People who are new to the real estate business may see short-term impacts. They may hurriedly buy a property if it is offered at a low price. However, long-term considerations are essential in the real estate business. A homeowner might be willing to sell at a low price because the area’s crime rates are steadily increasing. So looking at a long-term perspective is vital. Before buying a flat or a piece of land, several pertinent questions need to be asked.

Some important considerations are the commercial prospects of the locality. If new offices are being set up in an area or new means of communication are being developed, that area’s houses will become expensive. Likewise, there are factors like crime rate and poor infrastructure facilities that decrease the value of a locality. If a real estate investor is in a hurry to buy or sell, he may end up missing out on the long-term opportunities a place has to offer.

Not Seeking Help From Experts

The real estate business needs collaborative efforts by experts from many fields like a home inspector, a property valuer, a good lawyer, someone who has experience in home insurance, etc.

A property valuer will give the correct estimate of the price of land or building.
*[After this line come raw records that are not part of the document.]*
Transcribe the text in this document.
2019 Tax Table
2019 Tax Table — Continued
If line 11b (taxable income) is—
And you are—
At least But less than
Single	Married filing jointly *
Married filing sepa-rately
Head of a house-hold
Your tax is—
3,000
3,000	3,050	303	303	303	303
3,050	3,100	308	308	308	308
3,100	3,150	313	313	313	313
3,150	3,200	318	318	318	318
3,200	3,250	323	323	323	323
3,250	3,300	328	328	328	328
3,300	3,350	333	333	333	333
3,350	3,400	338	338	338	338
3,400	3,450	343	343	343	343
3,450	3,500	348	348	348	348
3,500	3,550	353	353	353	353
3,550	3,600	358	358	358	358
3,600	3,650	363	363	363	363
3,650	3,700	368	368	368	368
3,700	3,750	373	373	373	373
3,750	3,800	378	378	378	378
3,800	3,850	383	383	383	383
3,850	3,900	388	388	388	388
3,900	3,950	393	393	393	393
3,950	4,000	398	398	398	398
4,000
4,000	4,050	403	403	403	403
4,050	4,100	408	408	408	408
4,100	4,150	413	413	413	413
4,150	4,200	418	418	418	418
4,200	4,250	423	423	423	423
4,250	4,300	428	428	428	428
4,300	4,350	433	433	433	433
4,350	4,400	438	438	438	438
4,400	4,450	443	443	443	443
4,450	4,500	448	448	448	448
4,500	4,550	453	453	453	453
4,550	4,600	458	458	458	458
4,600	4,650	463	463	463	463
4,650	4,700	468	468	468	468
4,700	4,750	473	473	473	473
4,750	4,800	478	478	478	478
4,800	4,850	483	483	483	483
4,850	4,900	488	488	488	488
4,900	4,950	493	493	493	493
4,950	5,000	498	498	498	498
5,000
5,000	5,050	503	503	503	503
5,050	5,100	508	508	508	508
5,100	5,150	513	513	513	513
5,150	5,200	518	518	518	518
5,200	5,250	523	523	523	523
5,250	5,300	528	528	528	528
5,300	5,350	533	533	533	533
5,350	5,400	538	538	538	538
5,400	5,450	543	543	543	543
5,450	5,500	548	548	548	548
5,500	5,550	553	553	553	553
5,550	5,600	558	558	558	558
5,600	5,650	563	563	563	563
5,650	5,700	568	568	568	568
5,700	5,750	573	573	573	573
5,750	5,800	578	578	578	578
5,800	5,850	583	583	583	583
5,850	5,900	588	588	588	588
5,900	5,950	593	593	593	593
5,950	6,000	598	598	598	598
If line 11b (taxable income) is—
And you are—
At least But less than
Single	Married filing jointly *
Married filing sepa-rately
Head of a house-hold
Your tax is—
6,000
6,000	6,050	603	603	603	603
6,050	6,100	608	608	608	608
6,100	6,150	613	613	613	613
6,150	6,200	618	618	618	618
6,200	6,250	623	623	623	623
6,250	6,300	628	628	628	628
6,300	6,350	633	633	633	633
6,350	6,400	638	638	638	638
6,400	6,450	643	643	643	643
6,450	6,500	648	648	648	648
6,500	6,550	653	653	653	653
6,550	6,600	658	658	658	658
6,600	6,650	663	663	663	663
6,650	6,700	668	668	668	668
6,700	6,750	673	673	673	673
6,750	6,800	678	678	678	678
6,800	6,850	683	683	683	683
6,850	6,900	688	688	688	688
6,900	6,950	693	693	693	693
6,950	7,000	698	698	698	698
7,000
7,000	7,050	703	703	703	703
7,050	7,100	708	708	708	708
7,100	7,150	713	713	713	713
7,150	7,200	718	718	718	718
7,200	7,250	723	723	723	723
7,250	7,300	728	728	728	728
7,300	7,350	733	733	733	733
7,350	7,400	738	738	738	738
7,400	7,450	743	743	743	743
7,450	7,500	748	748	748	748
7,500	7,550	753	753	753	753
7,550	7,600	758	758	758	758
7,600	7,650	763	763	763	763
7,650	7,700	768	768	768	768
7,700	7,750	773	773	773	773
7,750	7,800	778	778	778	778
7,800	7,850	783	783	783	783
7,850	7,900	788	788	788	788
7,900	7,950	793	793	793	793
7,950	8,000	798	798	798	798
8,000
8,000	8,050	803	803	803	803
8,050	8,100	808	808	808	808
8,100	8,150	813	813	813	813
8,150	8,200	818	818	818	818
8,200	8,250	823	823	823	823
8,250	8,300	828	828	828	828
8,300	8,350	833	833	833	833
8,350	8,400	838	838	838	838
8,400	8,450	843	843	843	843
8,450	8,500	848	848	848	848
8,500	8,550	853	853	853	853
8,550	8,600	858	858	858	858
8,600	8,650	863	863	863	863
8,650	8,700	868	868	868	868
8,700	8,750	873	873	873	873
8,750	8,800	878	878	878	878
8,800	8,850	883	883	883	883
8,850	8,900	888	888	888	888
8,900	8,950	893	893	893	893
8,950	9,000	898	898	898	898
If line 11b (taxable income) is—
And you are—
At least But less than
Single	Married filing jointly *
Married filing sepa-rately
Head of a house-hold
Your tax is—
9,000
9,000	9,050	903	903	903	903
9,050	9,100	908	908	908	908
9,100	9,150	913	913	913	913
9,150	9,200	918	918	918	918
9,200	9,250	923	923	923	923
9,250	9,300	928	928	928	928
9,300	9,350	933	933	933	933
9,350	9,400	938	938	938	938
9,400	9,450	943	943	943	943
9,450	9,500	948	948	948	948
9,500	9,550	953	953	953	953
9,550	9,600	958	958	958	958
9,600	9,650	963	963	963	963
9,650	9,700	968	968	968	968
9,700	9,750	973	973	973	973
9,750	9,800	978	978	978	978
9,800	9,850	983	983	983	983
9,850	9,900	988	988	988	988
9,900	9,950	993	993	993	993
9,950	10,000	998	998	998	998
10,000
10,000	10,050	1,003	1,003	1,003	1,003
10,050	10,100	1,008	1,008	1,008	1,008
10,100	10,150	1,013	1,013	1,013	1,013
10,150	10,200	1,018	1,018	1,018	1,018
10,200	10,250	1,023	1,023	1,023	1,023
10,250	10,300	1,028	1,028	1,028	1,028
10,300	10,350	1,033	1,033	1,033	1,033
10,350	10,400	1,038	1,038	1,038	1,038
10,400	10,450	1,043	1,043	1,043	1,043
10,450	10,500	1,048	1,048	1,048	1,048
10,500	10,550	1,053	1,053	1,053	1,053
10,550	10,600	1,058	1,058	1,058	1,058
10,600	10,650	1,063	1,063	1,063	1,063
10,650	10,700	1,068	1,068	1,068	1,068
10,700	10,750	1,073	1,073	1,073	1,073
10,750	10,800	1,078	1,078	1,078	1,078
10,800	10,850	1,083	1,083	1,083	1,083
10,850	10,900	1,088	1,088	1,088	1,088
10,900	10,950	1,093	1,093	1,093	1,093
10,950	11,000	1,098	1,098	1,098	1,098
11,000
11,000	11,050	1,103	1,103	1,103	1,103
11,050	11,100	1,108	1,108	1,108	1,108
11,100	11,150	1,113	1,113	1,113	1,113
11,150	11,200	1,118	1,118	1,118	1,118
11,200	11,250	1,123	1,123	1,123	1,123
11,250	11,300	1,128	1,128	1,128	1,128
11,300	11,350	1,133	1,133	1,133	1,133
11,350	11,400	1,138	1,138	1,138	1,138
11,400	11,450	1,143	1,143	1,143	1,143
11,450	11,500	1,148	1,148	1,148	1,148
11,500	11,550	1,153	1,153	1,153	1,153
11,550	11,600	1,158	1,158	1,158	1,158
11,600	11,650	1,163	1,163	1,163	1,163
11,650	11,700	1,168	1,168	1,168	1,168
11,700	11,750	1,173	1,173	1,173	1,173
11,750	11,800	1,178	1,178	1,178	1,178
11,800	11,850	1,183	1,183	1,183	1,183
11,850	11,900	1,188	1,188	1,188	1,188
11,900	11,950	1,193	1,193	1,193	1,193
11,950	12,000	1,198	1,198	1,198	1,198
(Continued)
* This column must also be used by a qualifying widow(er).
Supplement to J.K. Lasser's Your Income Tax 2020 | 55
Likewise, land-related papers, deeds, etc., are always a part of some sort of litigation. Hence a good lawyer will be able to sort out all the property-related deeds, will, land mutation papers, etc.

An insurance agent will suggest the appropriate policy and time period for policy coverage depending on the type of property. Most new people in business try to cut costs by trying to multitask. However, not hiring experts often prove to be costly in the long run.

Not Having A Backup

People who are new to the business do not realize the importance of diversification. Just like in the case of stocks, diversification is also vital in the real estate business. Thus, investing all the capital in buying one large piece of land or mansion isn’t very intelligent. The distribution should be varied both in terms of the kind of property and its geographical location.

Hence, it is a good idea to buy different types of assets like land, bungalows, flats, etc. Again, it is prudent to buy the assets in different localities so that if one locality faces any socio-economic problems in the future other locations can be banked upon.

Not Being Vigilant

All investors need to be vigilant of the ongoings of the economy; if the economy is undergoing a recessionary phase, then rents and mortgages need to be renegotiated as per the latest trends.



Real estate investment can give rich dividends; however, most newcomers make critical mistakes that either delay the realization of profits or erode their chances of profit maximization. Realizing profits may take a significant amount of time. REITs involve getting profits for investing in long-term infrastructure projects like road and railway construction.

However, these projects have a long gestation time; typically, highway or road construction takes about ten to twenty years. Hence, the REIT investor must be patient to get good returns. Thus, patience, sound research, market analysis, and diversification are some ways by which good returns can be earned, and experience teaches many of these lessons.